A working cluster needs more than the binaries kubeadm or the provider installs. The operator’s day-1 checklist:

Addon

Why

CNI plugin

Pod networking. Calico, Cilium, Flannel, Weave, AWS VPC CNI, Azure CNI, NSX. Required for nodes to be Ready.

Ingress controller

HTTP routing. ingress-nginx, Traefik, Contour, NSX Advanced LB, or the cloud provider’s controller.

cert-manager

Automated TLS via ACME (Let’s Encrypt) or an internal CA. Required for serious HTTPS.

CSI driver

Persistent storage. ebs-csi on EKS, pd-csi on GKE, disk-csi on AKS, vsphere-csi on vSphere.

metrics-server

kubectl top and HPA CPU / memory metrics.

external-dns

Reconciles Ingress / Service hostnames into Route 53, Cloud DNS, Azure DNS, or Infoblox.

cluster-autoscaler / Karpenter

Add and remove nodes based on pending pods.

A common install order:

# CNI (Calico)
$ kubectl apply -f https://raw.githubusercontent.com/projectcalico/calico/v3.28.0/manifests/tigera-operator.yaml
$ kubectl apply -f https://raw.githubusercontent.com/projectcalico/calico/v3.28.0/manifests/custom-resources.yaml

# metrics-server
$ kubectl apply -f https://github.com/kubernetes-sigs/metrics-server/releases/latest/download/components.yaml

# ingress-nginx
$ kubectl apply -f https://raw.githubusercontent.com/kubernetes/ingress-nginx/controller-v1.11.2/deploy/static/provider/cloud/deploy.yaml

# cert-manager
$ kubectl apply -f https://github.com/cert-manager/cert-manager/releases/download/v1.15.2/cert-manager.yaml

# external-dns (example: AWS Route 53)
$ helm repo add external-dns https://kubernetes-sigs.github.io/external-dns/
$ helm install external-dns external-dns/external-dns \
    --set provider=aws \
    --set txtOwnerId=prod-cluster

Day-2 operations#

Task

Practice

Upgrades

Patch monthly; minor (1.x → 1.(x+1)) every 3 to 4 months, never skip more than two minors. Drain nodes before upgrading kubelet.

etcd backups

etcdctl snapshot save daily plus before every upgrade. Ship snapshots off-cluster. Test restores quarterly.

Certificate rotation

kubeadm clusters rotate on kubeadm certs renew all.
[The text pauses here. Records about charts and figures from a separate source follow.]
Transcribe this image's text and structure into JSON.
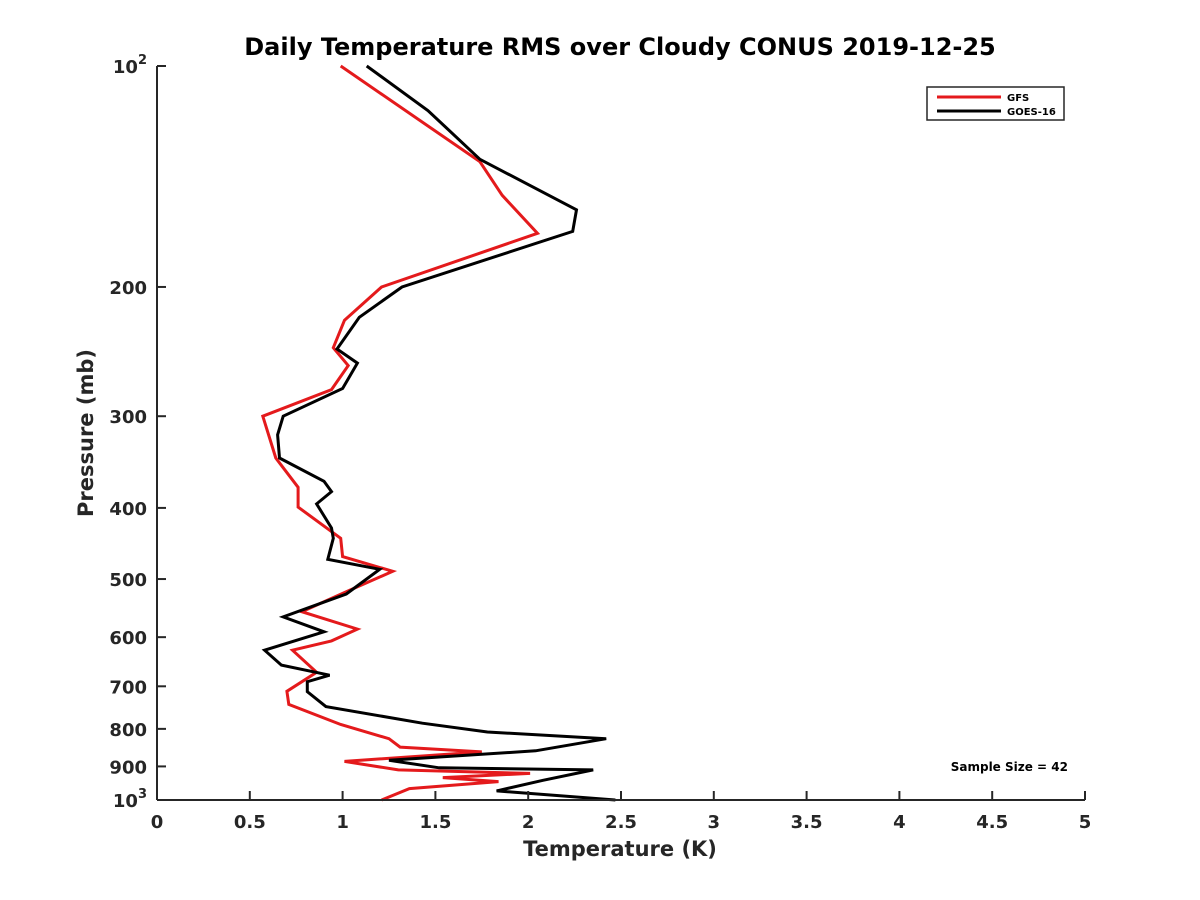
{
  "chart_data": {
    "type": "line",
    "title": "Daily Temperature RMS over Cloudy CONUS 2019-12-25",
    "xlabel": "Temperature (K)",
    "ylabel": "Pressure (mb)",
    "xlim": [
      0,
      5
    ],
    "ylim": [
      100,
      1000
    ],
    "y_scale": "log",
    "y_reversed": true,
    "grid": false,
    "legend_position": "top-right",
    "x_ticks": [
      0,
      0.5,
      1,
      1.5,
      2,
      2.5,
      3,
      3.5,
      4,
      4.5,
      5
    ],
    "x_tick_labels": [
      "0",
      "0.5",
      "1",
      "1.5",
      "2",
      "2.5",
      "3",
      "3.5",
      "4",
      "4.5",
      "5"
    ],
    "y_ticks": [
      100,
      200,
      300,
      400,
      500,
      600,
      700,
      800,
      900,
      1000
    ],
    "y_tick_labels": [
      {
        "base": "10",
        "exp": "2"
      },
      {
        "base": "200",
        "exp": ""
      },
      {
        "base": "300",
        "exp": ""
      },
      {
        "base": "400",
        "exp": ""
      },
      {
        "base": "500",
        "exp": ""
      },
      {
        "base": "600",
        "exp": ""
      },
      {
        "base": "700",
        "exp": ""
      },
      {
        "base": "800",
        "exp": ""
      },
      {
        "base": "900",
        "exp": ""
      },
      {
        "base": "10",
        "exp": "3"
      }
    ],
    "annotation": "Sample Size = 42",
    "series": [
      {
        "name": "GFS",
        "color": "#e41a1c",
        "points": [
          [
            0.99,
            100
          ],
          [
            1.74,
            135
          ],
          [
            1.86,
            150
          ],
          [
            2.05,
            169
          ],
          [
            1.21,
            200
          ],
          [
            1.01,
            222
          ],
          [
            0.95,
            242
          ],
          [
            1.03,
            256
          ],
          [
            0.94,
            276
          ],
          [
            0.57,
            300
          ],
          [
            0.64,
            342
          ],
          [
            0.76,
            375
          ],
          [
            0.76,
            399
          ],
          [
            0.99,
            440
          ],
          [
            1.0,
            466
          ],
          [
            1.27,
            488
          ],
          [
            1.03,
            519
          ],
          [
            0.78,
            554
          ],
          [
            1.08,
            585
          ],
          [
            0.94,
            607
          ],
          [
            0.73,
            625
          ],
          [
            0.86,
            670
          ],
          [
            0.7,
            711
          ],
          [
            0.71,
            741
          ],
          [
            0.99,
            789
          ],
          [
            1.25,
            825
          ],
          [
            1.31,
            847
          ],
          [
            1.75,
            860
          ],
          [
            1.01,
            886
          ],
          [
            1.3,
            910
          ],
          [
            2.01,
            920
          ],
          [
            1.54,
            932
          ],
          [
            1.84,
            944
          ],
          [
            1.36,
            965
          ],
          [
            1.21,
            1000
          ]
        ]
      },
      {
        "name": "GOES-16",
        "color": "#000000",
        "points": [
          [
            1.13,
            100
          ],
          [
            1.46,
            115
          ],
          [
            1.74,
            134
          ],
          [
            2.26,
            157
          ],
          [
            2.24,
            168
          ],
          [
            1.32,
            200
          ],
          [
            1.09,
            220
          ],
          [
            0.97,
            243
          ],
          [
            1.08,
            254
          ],
          [
            1.0,
            275
          ],
          [
            0.68,
            300
          ],
          [
            0.65,
            318
          ],
          [
            0.66,
            342
          ],
          [
            0.9,
            368
          ],
          [
            0.94,
            380
          ],
          [
            0.86,
            395
          ],
          [
            0.94,
            426
          ],
          [
            0.95,
            440
          ],
          [
            0.92,
            470
          ],
          [
            1.2,
            485
          ],
          [
            1.02,
            524
          ],
          [
            0.68,
            563
          ],
          [
            0.9,
            590
          ],
          [
            0.58,
            625
          ],
          [
            0.67,
            655
          ],
          [
            0.93,
            676
          ],
          [
            0.81,
            690
          ],
          [
            0.81,
            712
          ],
          [
            0.91,
            746
          ],
          [
            1.43,
            786
          ],
          [
            1.78,
            808
          ],
          [
            2.42,
            825
          ],
          [
            2.04,
            857
          ],
          [
            1.25,
            883
          ],
          [
            1.52,
            904
          ],
          [
            2.35,
            910
          ],
          [
            2.08,
            940
          ],
          [
            1.83,
            972
          ],
          [
            2.47,
            1000
          ]
        ]
      }
    ]
  }
}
Managed clusters handle this automatically. Watch the kube-apiserver cert expiry on dashboards.

Node patching

Cordon, drain, replace. With Karpenter or managed node groups, terminate and let the autoscaler recreate.

RBAC drift

Audit cluster role bindings quarterly; alert on new bindings to cluster-admin.

Audit logs

Enable structured audit policy; ship logs off-cluster. Required for any compliance posture.

Disaster recovery drill

Restore from an etcd snapshot into a fresh cluster at least quarterly. The first time should not be during an outage.